Pour son projet parallèle Nivhek, Liz Harris (Grouper) propose une heure de musique ambient, expérimentale et crépusculaire. Ça pourrait être chiant à mourir, mais c’est magnifique.

L’appel à la méditation serait-il devenu une valeur refuge en ces temps troublés ? Personne n’en sait rien mais les disciples de Brian Eno pullulent ces dernières années avec plus ou moins de réussite. Œuvrant habituellement sous l’alias Grouper, l’Américaine Liz Harris est pourtant une habituée du genre. Pas forcément via le registre  New age qui rythme les enseignes « Nature et Découvertes » et autre vague ASMR, mais dans une veine plus sombre et contemplative comme en témoignait déjà son excellente collaboration avec Jesy Fortino nommée Mirrorring en 2012.

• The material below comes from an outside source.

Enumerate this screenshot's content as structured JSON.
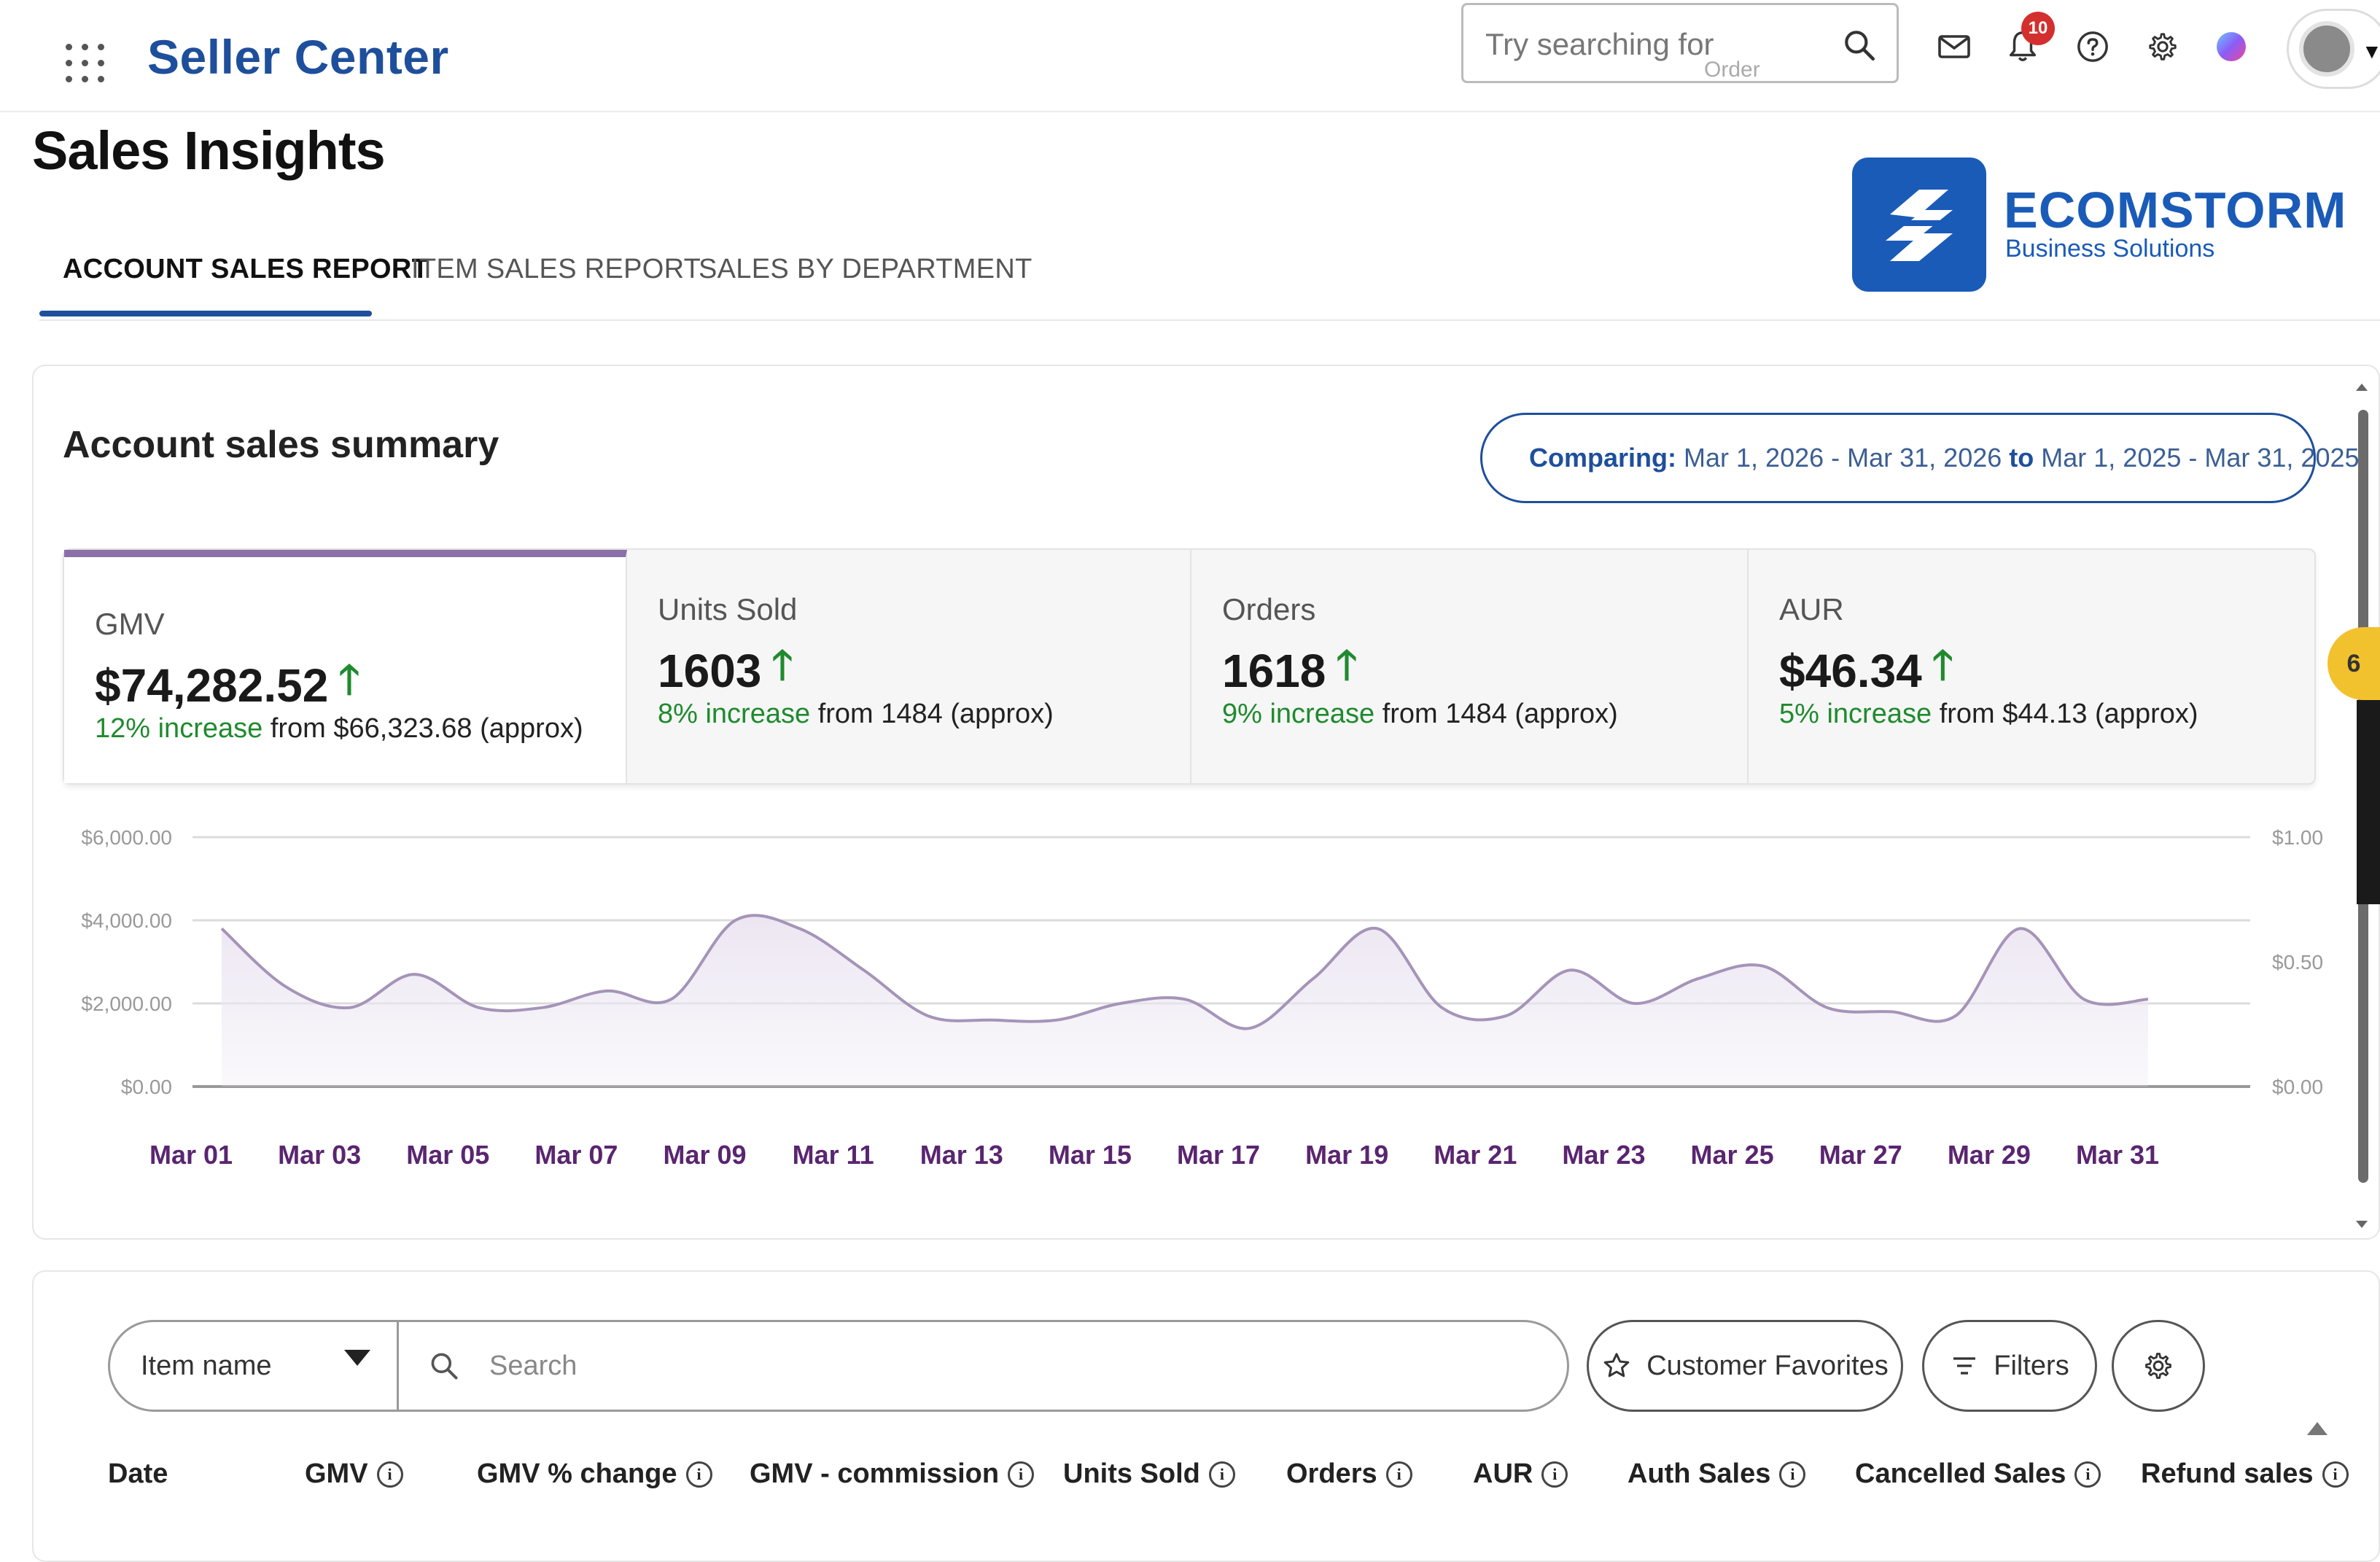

C’est la voie qu’elle emprunte encore pour son nouveau projet Nivhek. La Californienne délaisse ainsi momentanément le folk squelettique piano/voix survolé de son infime voix qui a fait sa gloire depuis une grosse dizaine d’années avec Grouper. Enregistré entre les Açores et Mourmansk en Russie Arctique dans le cadre d’une résidence, ce disque d’une heure prend la forme d’un double album appelé « After Its Own Death/Walking In A Spiral Towards The House », sorti sur son propre label et déjà épuisé. La cote sur Discogs devrait probablement exploser sous peu. Et vu l’objet, ce serait plutôt mérité.

Résultat de recherche d'images pour ""Liz Harris" Nivhek"Comme indiqué dès le départ, il est ici question d’une musique « d’ambiance », répétitive au caractère expérimental prononcé mais dont l’ensorcellement minimaliste opère très rapidement. Il y a quelque chose de religieux, de spirituel ou de cosmique selon comme on voudra l’appeler dans ces longues plages instrumentales qui prêtent autant à la rêverie qu’à l’effroi.

La première partie « After Its Own Death », elle-même scindée en deux actes, s’ouvre sur la voix céleste d’Harris qui semble sortir d’un vieux cantique avant l’arrivée de drones menaçants rappelant Tim Hecker, eux-mêmes vite balayés par des enchevêtrements de cloches et autres vibraphones. La face B – probablement la pièce la plus marquante – sur laquelle Liz Harris est accompagnée de Michael Morley (The Dead C) et deux autres compères, prend la même trame. Elle y ajoute une guitare mélancolique très Labradford et des éléments de « field recording » et autres dialogues. Le tout donnant une sensibilité toute particulière à ces 21 minutes ayant certainement attrait au passage de vie à trépas dans un emballement final étourdissant.

Plus lumineuse, la deuxième partie « Walking In A Spiral Towards The House » donne la part belle au mellotron qui devient quasiment le seul élément palpable. D’une beauté désarmante, la face A renverrait presque au grand Moondog en carillonnements divins qui se poursuivent jusqu’à une nouvelle conclusion exaltée. Avec une étonnante cohérence dans son ensemble, ce disque pas banal possède un charme sombre et envoutant. Il est une excursion hautement réussie pour la ténébreuse Liz Harris avant de retourner se terrer dans son refuge de l’Oregon.